Там в камине тлели угли, развеивая ночную сырость, горел всего один светошар из пяти, а возле камина в плетеном кресле, положив на скамеечку ноги, обутые в домашние войлочные туфли, сидел дедуля Мануэло, пил вино и неторопливо пыхал дымной палочкой, вставленной в длинный роговой мундштук. Его мундир висел на спинке кресла, а меч лежал на банкетке, рядом с которой стояли и его сапоги. Старая профессиональная привычка странствующего паладина – чтоб меч и сапоги всегда были рядом, а то мало ли чего.
– Э, добрый вечер, дедуля, – сказал Жоан и прошел к камину.

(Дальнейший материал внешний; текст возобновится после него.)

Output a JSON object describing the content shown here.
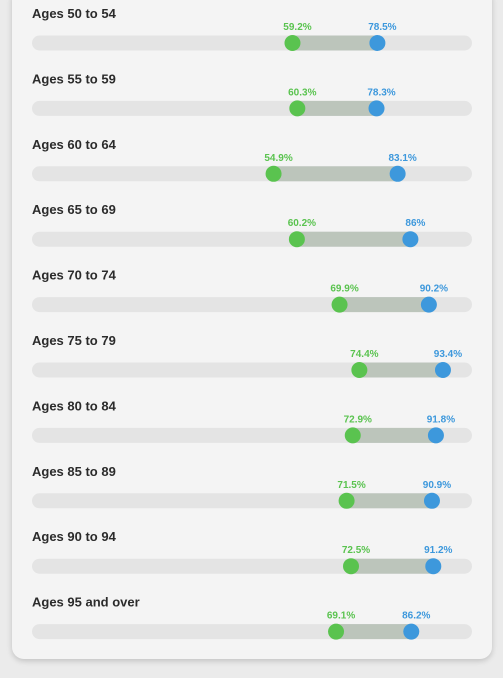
{
  "colors": {
    "low": "#5ac34f",
    "high": "#3d98dc",
    "track": "#e4e4e4",
    "range": "#bcc5bb",
    "label": "#2b2b2b"
  },
  "chart_data": {
    "type": "dumbbell",
    "xlim": [
      0,
      100
    ],
    "rows": [
      {
        "label": "Ages 50 to 54",
        "low": 59.2,
        "high": 78.5,
        "low_text": "59.2%",
        "high_text": "78.5%"
      },
      {
        "label": "Ages 55 to 59",
        "low": 60.3,
        "high": 78.3,
        "low_text": "60.3%",
        "high_text": "78.3%"
      },
      {
        "label": "Ages 60 to 64",
        "low": 54.9,
        "high": 83.1,
        "low_text": "54.9%",
        "high_text": "83.1%"
      },
      {
        "label": "Ages 65 to 69",
        "low": 60.2,
        "high": 86,
        "low_text": "60.2%",
        "high_text": "86%"
      },
      {
        "label": "Ages 70 to 74",
        "low": 69.9,
        "high": 90.2,
        "low_text": "69.9%",
        "high_text": "90.2%"
      },
      {
        "label": "Ages 75 to 79",
        "low": 74.4,
        "high": 93.4,
        "low_text": "74.4%",
        "high_text": "93.4%"
      },
      {
        "label": "Ages 80 to 84",
        "low": 72.9,
        "high": 91.8,
        "low_text": "72.9%",
        "high_text": "91.8%"
      },
      {
        "label": "Ages 85 to 89",
        "low": 71.5,
        "high": 90.9,
        "low_text": "71.5%",
        "high_text": "90.9%"
      },
      {
        "label": "Ages 90 to 94",
        "low": 72.5,
        "high": 91.2,
        "low_text": "72.5%",
        "high_text": "91.2%"
      },
      {
        "label": "Ages 95 and over",
        "low": 69.1,
        "high": 86.2,
        "low_text": "69.1%",
        "high_text": "86.2%"
      }
    ]
  }
}
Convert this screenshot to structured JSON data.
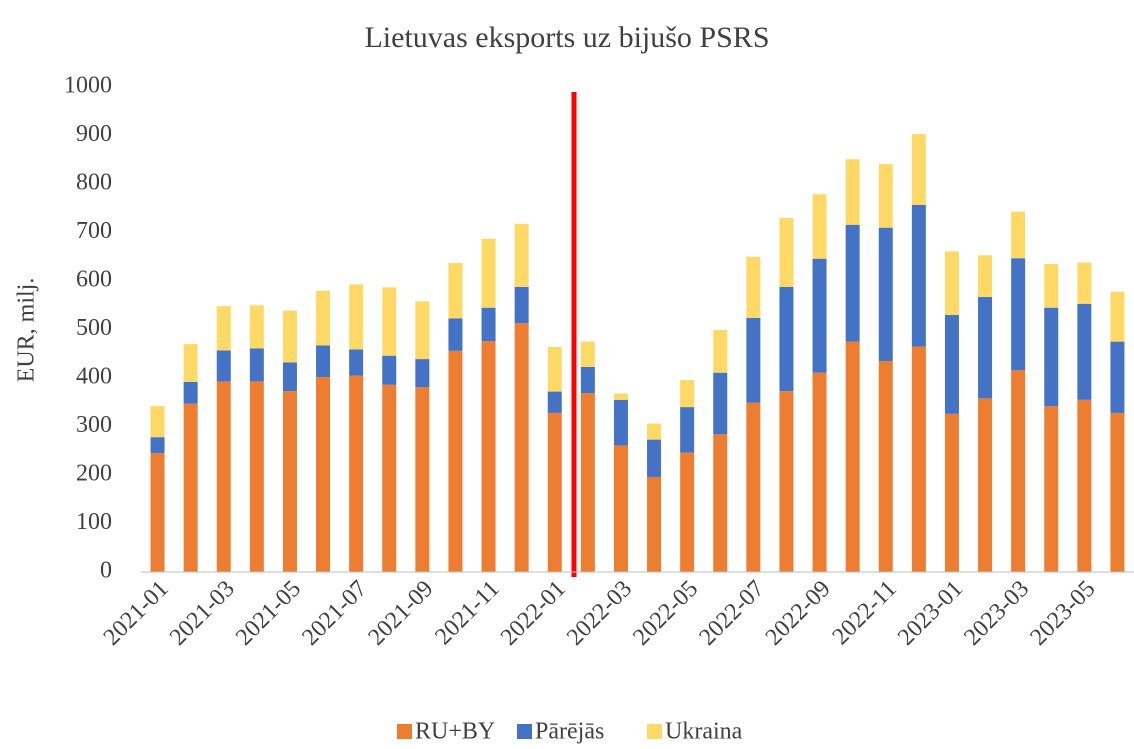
{
  "chart_data": {
    "type": "bar",
    "stacked": true,
    "title": "Lietuvas eksports uz bijušo PSRS",
    "y_label": "EUR, milj.",
    "categories": [
      "2021-01",
      null,
      "2021-03",
      null,
      "2021-05",
      null,
      "2021-07",
      null,
      "2021-09",
      null,
      "2021-11",
      null,
      "2022-01",
      null,
      "2022-03",
      null,
      "2022-05",
      null,
      "2022-07",
      null,
      "2022-09",
      null,
      "2022-11",
      null,
      "2023-01",
      null,
      "2023-03",
      null,
      "2023-05",
      null
    ],
    "series": [
      {
        "name": "RU+BY",
        "color": "#ed7d31",
        "values": [
          245,
          347,
          393,
          393,
          373,
          402,
          405,
          386,
          381,
          456,
          476,
          513,
          328,
          369,
          261,
          196,
          246,
          284,
          349,
          373,
          411,
          475,
          435,
          465,
          326,
          358,
          416,
          342,
          355,
          328
        ]
      },
      {
        "name": "Pārējās",
        "color": "#4472c4",
        "values": [
          33,
          45,
          64,
          68,
          59,
          65,
          54,
          60,
          58,
          67,
          69,
          75,
          44,
          54,
          94,
          77,
          94,
          127,
          175,
          215,
          235,
          241,
          275,
          292,
          204,
          209,
          231,
          203,
          198,
          147
        ]
      },
      {
        "name": "Ukraina",
        "color": "#ffd966",
        "values": [
          64,
          78,
          91,
          89,
          107,
          113,
          134,
          141,
          119,
          114,
          142,
          130,
          92,
          52,
          13,
          33,
          56,
          88,
          126,
          142,
          133,
          135,
          131,
          146,
          131,
          86,
          96,
          90,
          85,
          103
        ]
      }
    ],
    "ylim": [
      0,
      1000
    ],
    "yticks": [
      0,
      100,
      200,
      300,
      400,
      500,
      600,
      700,
      800,
      900,
      1000
    ],
    "grid": false,
    "legend": "bottom"
  }
}
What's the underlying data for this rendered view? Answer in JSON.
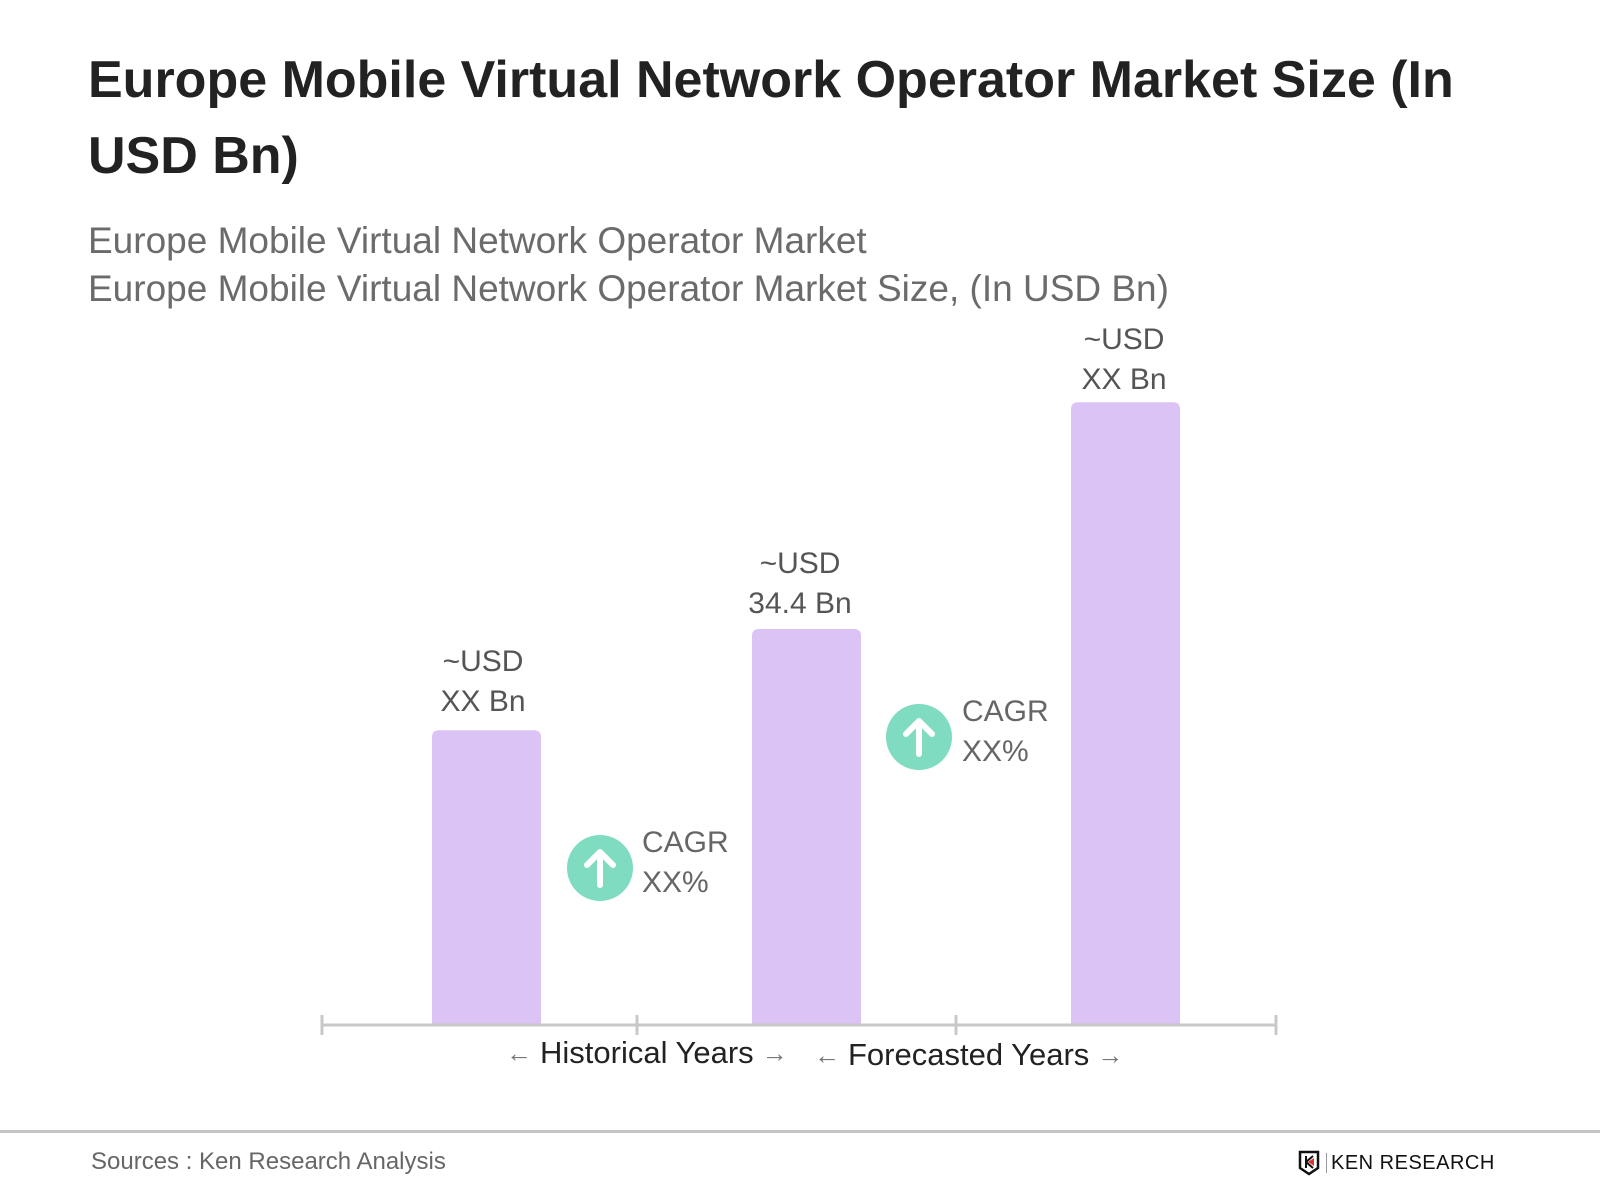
{
  "title": "Europe Mobile Virtual Network Operator Market Size (In USD Bn)",
  "subtitle_1": "Europe Mobile Virtual Network Operator Market",
  "subtitle_2": "Europe Mobile Virtual Network Operator Market Size, (In USD Bn)",
  "chart_data": {
    "type": "bar",
    "title": "Europe Mobile Virtual Network Operator Market Size (In USD Bn)",
    "categories": [
      "",
      "",
      ""
    ],
    "values": [
      25.6,
      34.4,
      54.1
    ],
    "data_labels": [
      {
        "line1": "~USD",
        "line2": "XX Bn"
      },
      {
        "line1": "~USD",
        "line2": "34.4 Bn"
      },
      {
        "line1": "~USD",
        "line2": "XX Bn"
      }
    ],
    "cagr_labels": [
      {
        "line1": "CAGR",
        "line2": "XX%"
      },
      {
        "line1": "CAGR",
        "line2": "XX%"
      }
    ],
    "axis_groups": [
      "Historical Years",
      "Forecasted Years"
    ],
    "ylim": [
      0,
      60
    ],
    "grid": false,
    "bar_color": "#dcc3f6",
    "cagr_icon_color": "#7fdcc0"
  },
  "footer": {
    "source": "Sources : Ken Research Analysis",
    "logo_text": "KEN RESEARCH"
  }
}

– И тебе того же, – выпустив дымок, сказал дед. – Чего не спишь?
– Да так…
Жоан повесил свой меч в ножнах на крюки возле камина. На то место, где этот меч и висел до того, как Жоан его взял с собой, отправляясь поступать в Паладинский Корпус. Обычно паладинам мечи делают каждому индивидуально, под руку, и делают не простые кузнецы, а посвященные Мастера, используя дозволенные только им особые заклятия магии крови. Потому-то в чужих руках паладинский меч – это просто меч, пусть и очень хороший. Но иногда бывает так, что мечи передают по наследству, от кровного родича к кровному родичу – и тогда меч работает как положено. Прадед Жоана по семейной традиции сделался паладином и получил по наследству меч, когда-то принадлежавший тому самому Роже Дельгадо, но судьба повернулась так, что он вдруг остался последним в роду по прямой линии. И тогда, чтобы не угас старинный род, с него сняли обеты. Так паладин Дельгадо стал доном Дельгадо, приехал в опустевшую усадьбу и повесил свой меч на крюки возле камина. Женился, породил детей, в том числе и сеньора Мануэло… а когда старший сын достиг двенадцати лет, взял да и ушел снова в паладины. Так что этот меч Мануэло и не достался. А в следующем поколении из сыновей был только Сезар. Вот и висел меч у камина после смерти прадеда, пока не пришла Жоанова очередь стать паладином.